Get the Top, Local stories delivered to your inbox! Click here to join the daily Vernon Matters newsletter.

Opiod Crisis Among First Nations Just A Snapshot

Aug 3, 2017 | 12:03 PM

Details are coming out how the opiod crisis in BC is affecting First Nations Communities.

Health officials says preliminary data on overdoses and deaths among status first nations members.

Dr Shannon McDonald, Deputy Chief Medical Health Officer for the First Nations Health Authority says the data so far only covers January 1st of 2015 to November 30th of 2016.

First nations people make up about 3.4 per cent of BC’s population, but their numbers affected by the crisis shows how disproportionate the issue is.

“Fourteen per cent of all recorded overdose events in BC were in first nations people. And first nations people are five times more likely than non-first nations to experience an overdose event.”

Ten per cent of all overdose deaths in BC between January of 2015 and July 2016 were among first nations people.

First nations people are three times more likely than non-first nations to die from overdoses.

Men are two and a half times more likely to die than women.

Dr McDonald says the root cause of the crisis among first nations is colonization.

She says there has been a displacement and loss of connection from culture, family and community.

BC’s new Minister of Mental Health and Addictions, Judy Darcy, says the government understands the source of addictions do niot originate in the substances that people use, but in the trauma that they endured.

She says the government recognizes that racism and inter-generational trauma create barriers to accessing health care for first nations people and is committed to working with the community to eliminate those barriers.

Grand Chief Doug Kelly says it’s not easy to discuss these types of issues, but

” You cannot solve a problem by ignoring it.
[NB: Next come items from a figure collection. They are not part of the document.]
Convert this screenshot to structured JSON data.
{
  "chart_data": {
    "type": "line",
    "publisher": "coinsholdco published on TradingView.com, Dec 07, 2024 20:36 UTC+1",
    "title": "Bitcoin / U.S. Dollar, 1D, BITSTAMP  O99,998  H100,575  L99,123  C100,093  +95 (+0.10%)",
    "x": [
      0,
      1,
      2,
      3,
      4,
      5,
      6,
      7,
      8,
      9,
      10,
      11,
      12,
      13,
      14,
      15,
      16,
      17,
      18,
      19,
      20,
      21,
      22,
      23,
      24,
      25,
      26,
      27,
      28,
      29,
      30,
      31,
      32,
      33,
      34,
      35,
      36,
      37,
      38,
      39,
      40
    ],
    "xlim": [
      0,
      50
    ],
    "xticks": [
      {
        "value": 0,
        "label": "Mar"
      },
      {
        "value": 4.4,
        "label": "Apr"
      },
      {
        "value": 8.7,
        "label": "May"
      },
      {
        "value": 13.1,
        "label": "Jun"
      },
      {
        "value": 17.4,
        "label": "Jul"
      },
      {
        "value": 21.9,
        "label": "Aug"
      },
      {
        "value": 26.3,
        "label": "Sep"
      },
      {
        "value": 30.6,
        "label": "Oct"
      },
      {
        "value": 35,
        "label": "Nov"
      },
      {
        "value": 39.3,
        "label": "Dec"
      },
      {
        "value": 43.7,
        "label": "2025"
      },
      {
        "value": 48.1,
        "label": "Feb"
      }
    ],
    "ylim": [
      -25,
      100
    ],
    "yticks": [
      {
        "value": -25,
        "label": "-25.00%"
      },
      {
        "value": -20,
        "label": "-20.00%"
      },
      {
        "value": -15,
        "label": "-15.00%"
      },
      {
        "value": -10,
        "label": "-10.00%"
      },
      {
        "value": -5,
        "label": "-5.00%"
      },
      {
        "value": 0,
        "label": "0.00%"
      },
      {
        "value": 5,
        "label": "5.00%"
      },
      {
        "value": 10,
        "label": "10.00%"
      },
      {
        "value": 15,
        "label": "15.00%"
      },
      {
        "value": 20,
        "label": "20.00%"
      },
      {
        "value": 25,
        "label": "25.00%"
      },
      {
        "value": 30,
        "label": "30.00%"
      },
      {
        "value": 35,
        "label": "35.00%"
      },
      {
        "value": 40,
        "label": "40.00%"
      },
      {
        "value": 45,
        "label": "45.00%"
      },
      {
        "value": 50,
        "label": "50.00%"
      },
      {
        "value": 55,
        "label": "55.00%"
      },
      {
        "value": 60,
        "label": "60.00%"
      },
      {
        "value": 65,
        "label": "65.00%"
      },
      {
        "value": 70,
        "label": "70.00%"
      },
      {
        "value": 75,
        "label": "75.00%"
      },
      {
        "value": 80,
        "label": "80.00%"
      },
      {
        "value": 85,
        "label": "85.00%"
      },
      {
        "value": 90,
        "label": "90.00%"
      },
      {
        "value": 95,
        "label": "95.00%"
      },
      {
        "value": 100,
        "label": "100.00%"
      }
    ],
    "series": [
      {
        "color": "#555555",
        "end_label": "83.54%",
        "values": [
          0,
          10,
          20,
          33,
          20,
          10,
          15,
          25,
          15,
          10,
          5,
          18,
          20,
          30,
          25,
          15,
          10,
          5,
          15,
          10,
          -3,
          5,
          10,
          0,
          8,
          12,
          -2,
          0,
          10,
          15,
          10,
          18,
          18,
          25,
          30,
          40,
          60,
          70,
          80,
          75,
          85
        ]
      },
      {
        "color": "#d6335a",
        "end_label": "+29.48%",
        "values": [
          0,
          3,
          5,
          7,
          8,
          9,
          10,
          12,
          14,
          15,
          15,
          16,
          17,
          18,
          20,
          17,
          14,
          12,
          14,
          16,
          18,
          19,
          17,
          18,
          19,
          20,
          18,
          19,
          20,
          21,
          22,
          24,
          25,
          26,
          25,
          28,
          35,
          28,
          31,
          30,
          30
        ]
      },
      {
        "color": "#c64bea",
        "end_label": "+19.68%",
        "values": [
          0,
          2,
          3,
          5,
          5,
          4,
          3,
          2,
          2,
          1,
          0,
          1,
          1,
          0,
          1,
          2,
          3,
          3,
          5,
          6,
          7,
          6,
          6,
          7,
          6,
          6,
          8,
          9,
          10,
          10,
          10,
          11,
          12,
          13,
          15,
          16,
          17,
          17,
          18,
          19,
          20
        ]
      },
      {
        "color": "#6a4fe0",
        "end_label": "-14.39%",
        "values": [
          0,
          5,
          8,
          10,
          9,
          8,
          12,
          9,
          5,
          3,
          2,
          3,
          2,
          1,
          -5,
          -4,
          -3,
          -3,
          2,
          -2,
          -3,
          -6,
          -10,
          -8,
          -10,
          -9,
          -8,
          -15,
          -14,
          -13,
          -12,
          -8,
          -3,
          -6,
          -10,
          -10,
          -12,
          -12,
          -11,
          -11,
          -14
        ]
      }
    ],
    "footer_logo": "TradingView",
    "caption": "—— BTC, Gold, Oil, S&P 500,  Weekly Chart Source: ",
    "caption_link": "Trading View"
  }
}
You cannot solve a problem by denying it. You can’t solve a problem by yelling at it. It begins with a debate. It begins with a discussion. It begins with listening, learning and then together we can act.”

Kelly says alcoholism, youth and adult suicide existed before the opiod crisis.

But all of the issues have similar causes.

“It’s unresolved trauma, unresolved grief. In our way, Sometimes, physical pain is actually a spiritual pain.Sometimes physical pain has a mental cause or an emotional cause.”

He says to confront those challenges we need to make sure to respond with appropriate care.

Chief Kelly says it’s important for the provincial government to to partner with the First Nations Health Authority to work together to transform what he calls the sickness system to a wellness system.

Dr McDonald calls the data just a snapshot of the full picture.

More has to be done to compile data on where overdoses and deaths are occurring among non-status first nations.